When Sex Leaves You Wanting More
This post is part of a weekly Her.meneutics series called The Sex We Don’t Talk About, designed to feature female perspectives on aspects of sex and sexuality that can go overlooked in the church.
There are some desires that are fine for women to express. We want husbands. We want fulfilling careers. We want children. But we want better sex? We want orgasms? Many Christian women can barely allow themselves to think, let alone voice, their sexual desires.
It took me years as a married woman to admit that I have certain sexual desires—some that aren’t always fulfilled. It took me even longer to start to talk about them. Behind my hesitation lies the fear that wanting more sex, better sex, or different sex is somehow wrong. We mostly still believe the prevailing script: men are testosterone-driven sexual animals who want it all the time, and women simply put up with it. Our warnings to new brides, as well as many of the popular sex resources in evangelical circles (I think of the book Sheet Music), often reinforce that notion. Without other narratives available, women with stronger sex drives can feel abnormal and afraid our perspectives would be dismissed and rejected.
Certainly, things are changing. Recent research has shown that women are just as easily aroused and can have sex drives as strong as men. Daniel Bergner’s 2009 New York Times article “What Do Women Want?” and subsequent book by the same name brought that research to light and began normalizing female desire. One commentator recommended the book be read by every woman on earth—which goes to show how little we address women’s sexuality.
In Christian circles, women are also piping up. Through talking about this topic, we develop ways to express our desires without feeling embarrassed. So much of the typical language around sex and sexual desires centers around men (think “horny” and its phallic connotations) that it can be difficult for women to articulate their own feelings of arousal. In the Fox series New Girl, Zooey Deschanel coins the term “twirly” to refer to her desire for sex.

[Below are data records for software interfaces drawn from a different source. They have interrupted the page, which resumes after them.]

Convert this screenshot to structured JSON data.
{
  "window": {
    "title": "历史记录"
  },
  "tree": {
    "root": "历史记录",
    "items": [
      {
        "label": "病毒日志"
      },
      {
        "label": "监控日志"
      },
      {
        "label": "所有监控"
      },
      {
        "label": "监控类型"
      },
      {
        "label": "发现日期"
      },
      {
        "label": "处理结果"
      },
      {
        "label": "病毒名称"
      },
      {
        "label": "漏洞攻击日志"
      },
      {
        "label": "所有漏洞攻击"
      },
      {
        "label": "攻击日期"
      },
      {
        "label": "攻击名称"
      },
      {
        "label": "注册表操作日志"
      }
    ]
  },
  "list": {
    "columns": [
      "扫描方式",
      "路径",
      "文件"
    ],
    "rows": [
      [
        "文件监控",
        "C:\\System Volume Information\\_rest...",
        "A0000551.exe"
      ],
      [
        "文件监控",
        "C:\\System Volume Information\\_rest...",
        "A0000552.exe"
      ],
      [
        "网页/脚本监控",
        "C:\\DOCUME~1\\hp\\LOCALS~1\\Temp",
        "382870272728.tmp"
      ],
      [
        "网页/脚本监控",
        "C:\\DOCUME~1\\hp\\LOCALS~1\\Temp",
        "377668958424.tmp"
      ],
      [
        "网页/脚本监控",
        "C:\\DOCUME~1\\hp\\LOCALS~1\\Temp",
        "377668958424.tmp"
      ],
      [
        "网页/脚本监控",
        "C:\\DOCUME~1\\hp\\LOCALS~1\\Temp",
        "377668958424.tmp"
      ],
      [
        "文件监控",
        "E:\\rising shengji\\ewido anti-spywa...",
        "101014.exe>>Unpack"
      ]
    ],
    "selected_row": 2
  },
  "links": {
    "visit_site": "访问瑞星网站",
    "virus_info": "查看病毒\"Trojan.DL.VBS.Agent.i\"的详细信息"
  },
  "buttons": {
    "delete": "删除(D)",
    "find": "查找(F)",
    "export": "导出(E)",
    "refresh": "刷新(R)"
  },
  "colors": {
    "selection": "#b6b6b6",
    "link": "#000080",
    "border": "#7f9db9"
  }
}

Beyond not being able to express what we want as women, sometimes we just don’t know what we want, or that we want at all. Researchers have found a bizarre mind-body discord in women. In one study, women were more likely to say they were not aroused when shown various film clips, even as their physiological responses registered obvious arousal. Meanwhile, men’s ratings more closely matched their bodily responses. The researcher surmised “women might more likely have grown up, for reasons of both bodily architecture and culture…with a dimmer awareness of the erotic messages of their genitals.” In other words, we just aren’t as in touch with our sexual selves.